Dive Brief:
- Contract rates along the East-West trade route rose 3% last quarter, the first contract rate increase in 18 months, according to Drewry Shipping Consultants.
- Rate information was gathered from 50 retailers and manufacturers who form Drewry's Benchmarking Club and consistently monitor their contract rates.
- The gain was paradoxical, given the ongoing consolidation of lines, but a recent rise in fuel prices and previously unsustainable rates likely caused the increase.
Dive Insight:
Last quarter's rate rise gives credence to the vast number of shippers that fear increased consolidation will increase carrier leverage, particularly in Trans-Pacific routes. As of April 2017, at least 69% of global capacity will be owned by an alliance-affiliated line.

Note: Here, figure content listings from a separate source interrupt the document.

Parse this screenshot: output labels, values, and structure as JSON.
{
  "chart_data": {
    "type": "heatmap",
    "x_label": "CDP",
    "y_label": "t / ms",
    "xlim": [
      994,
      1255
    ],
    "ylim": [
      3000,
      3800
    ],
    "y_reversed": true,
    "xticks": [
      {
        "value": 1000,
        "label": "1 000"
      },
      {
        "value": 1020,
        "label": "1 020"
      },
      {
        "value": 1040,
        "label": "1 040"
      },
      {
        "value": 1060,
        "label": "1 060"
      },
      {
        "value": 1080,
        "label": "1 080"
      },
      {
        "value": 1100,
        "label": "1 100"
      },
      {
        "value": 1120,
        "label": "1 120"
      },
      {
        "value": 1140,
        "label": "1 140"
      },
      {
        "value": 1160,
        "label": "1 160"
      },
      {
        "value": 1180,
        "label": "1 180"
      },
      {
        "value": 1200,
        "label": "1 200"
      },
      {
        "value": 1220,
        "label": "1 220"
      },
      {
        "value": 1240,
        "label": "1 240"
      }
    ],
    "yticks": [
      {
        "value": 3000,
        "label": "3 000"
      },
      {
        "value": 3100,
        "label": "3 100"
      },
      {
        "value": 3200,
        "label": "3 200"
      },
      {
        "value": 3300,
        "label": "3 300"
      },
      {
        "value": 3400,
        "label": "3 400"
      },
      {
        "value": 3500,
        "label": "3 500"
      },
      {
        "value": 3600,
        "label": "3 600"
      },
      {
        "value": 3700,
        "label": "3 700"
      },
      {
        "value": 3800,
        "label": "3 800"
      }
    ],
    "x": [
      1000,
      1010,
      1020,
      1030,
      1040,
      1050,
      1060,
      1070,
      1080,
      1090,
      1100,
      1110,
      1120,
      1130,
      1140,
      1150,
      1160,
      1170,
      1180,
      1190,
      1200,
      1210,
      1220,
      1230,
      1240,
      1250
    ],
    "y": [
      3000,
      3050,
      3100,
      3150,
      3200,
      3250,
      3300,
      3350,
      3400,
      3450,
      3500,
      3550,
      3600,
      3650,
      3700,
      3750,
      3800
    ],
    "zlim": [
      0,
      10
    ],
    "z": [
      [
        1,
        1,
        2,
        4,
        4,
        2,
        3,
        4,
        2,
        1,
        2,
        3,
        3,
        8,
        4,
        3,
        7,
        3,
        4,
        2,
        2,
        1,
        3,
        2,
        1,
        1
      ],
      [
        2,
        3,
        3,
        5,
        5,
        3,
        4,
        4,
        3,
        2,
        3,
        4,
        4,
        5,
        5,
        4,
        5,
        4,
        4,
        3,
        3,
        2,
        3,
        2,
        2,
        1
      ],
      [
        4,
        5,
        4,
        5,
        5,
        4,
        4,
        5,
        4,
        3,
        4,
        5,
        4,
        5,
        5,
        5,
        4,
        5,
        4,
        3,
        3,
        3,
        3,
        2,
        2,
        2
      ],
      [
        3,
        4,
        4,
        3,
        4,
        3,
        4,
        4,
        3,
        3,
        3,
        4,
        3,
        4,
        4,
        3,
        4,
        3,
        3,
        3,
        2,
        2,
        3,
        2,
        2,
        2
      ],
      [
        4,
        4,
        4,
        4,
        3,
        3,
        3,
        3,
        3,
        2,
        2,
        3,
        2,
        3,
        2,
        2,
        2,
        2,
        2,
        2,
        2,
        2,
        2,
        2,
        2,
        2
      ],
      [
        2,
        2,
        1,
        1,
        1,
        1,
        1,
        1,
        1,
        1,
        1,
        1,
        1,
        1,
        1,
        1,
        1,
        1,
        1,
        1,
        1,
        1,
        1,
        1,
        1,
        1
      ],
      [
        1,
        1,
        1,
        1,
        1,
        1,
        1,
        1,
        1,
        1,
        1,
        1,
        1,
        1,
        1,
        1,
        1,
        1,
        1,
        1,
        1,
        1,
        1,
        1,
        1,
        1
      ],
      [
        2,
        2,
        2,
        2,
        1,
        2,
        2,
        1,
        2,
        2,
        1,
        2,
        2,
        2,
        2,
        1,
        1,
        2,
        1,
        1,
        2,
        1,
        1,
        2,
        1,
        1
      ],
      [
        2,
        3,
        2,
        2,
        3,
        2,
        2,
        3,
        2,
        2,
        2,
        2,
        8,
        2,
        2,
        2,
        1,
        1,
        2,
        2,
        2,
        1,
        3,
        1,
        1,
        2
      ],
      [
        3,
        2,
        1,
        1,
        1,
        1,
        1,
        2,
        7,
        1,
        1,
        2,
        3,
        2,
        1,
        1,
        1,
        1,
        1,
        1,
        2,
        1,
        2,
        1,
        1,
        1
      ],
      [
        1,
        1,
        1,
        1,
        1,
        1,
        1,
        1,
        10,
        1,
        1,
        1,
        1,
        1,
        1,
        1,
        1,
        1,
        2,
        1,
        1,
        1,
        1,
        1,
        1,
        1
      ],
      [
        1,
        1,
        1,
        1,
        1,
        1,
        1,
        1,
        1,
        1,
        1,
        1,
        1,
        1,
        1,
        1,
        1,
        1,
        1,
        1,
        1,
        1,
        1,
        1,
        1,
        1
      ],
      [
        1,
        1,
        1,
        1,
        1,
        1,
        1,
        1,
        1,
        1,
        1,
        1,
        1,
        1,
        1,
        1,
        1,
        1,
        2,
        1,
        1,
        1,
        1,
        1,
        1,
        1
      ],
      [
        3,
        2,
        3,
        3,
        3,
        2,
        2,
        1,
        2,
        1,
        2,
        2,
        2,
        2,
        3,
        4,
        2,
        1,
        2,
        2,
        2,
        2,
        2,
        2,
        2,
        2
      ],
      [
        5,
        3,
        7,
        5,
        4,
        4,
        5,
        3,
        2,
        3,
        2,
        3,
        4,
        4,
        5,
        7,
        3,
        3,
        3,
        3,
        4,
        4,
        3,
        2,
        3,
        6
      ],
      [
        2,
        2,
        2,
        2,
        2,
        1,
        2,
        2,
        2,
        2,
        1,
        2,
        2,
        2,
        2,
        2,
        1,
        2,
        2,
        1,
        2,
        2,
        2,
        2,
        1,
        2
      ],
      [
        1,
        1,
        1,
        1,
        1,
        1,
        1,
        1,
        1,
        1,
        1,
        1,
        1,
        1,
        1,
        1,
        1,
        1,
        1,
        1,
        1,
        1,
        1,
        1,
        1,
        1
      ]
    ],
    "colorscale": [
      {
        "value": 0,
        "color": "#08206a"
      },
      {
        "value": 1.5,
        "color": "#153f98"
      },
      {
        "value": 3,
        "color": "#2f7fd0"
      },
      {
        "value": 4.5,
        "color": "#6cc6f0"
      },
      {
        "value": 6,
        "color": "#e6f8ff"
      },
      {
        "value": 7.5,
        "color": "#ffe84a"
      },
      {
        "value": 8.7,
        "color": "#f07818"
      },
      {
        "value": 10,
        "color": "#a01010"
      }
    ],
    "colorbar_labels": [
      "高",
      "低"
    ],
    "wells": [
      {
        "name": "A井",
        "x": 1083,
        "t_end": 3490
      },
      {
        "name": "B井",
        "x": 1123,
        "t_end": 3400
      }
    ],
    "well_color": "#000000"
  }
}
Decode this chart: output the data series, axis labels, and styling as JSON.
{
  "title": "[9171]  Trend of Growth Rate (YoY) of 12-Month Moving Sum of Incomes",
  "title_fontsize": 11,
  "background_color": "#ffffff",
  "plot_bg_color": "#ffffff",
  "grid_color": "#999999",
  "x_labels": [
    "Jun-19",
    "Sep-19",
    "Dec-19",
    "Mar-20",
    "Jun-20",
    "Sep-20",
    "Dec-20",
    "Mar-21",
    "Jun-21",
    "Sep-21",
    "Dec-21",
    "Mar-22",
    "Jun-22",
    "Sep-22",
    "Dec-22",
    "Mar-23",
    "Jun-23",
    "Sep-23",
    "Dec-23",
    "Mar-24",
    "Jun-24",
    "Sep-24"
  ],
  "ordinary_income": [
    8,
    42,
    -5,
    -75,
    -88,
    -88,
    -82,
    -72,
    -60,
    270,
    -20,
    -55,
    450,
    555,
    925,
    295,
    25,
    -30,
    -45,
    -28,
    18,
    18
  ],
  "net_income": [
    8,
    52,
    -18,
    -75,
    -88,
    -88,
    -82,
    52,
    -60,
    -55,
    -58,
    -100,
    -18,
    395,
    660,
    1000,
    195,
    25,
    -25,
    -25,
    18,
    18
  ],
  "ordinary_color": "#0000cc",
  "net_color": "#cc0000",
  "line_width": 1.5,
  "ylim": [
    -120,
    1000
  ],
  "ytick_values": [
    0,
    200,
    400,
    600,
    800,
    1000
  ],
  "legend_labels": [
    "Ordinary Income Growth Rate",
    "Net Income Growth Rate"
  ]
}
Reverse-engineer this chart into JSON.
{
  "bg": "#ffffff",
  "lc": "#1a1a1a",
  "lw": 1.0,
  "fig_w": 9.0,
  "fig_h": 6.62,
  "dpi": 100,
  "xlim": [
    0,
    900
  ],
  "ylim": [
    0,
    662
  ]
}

Shippers should take solace in the fact that rates have been at record lows, and the rush to survive the shipping downturn has by no means ended. Rates will rise, but not to all-time highs.
First, the FMC assures alliances cannot use their alliance-capacity as leverage during negotiations, since alliance-affiliated carriers are not permitted to jointly contract with shippers. In addition, smaller shipping lines are still investing in capacity in order to remain competitive.
The recent renegotiated terms of Hyundai Merchant Marine's efforts to join 2M are a case in point: unable to become a member of the 2M Alliance, HMM had to settle for increased capacity by slot exchange. The line also announced its ambitious plan to grow from 2.2% of the global market to 5% within the next 5 years (skepticism abounds).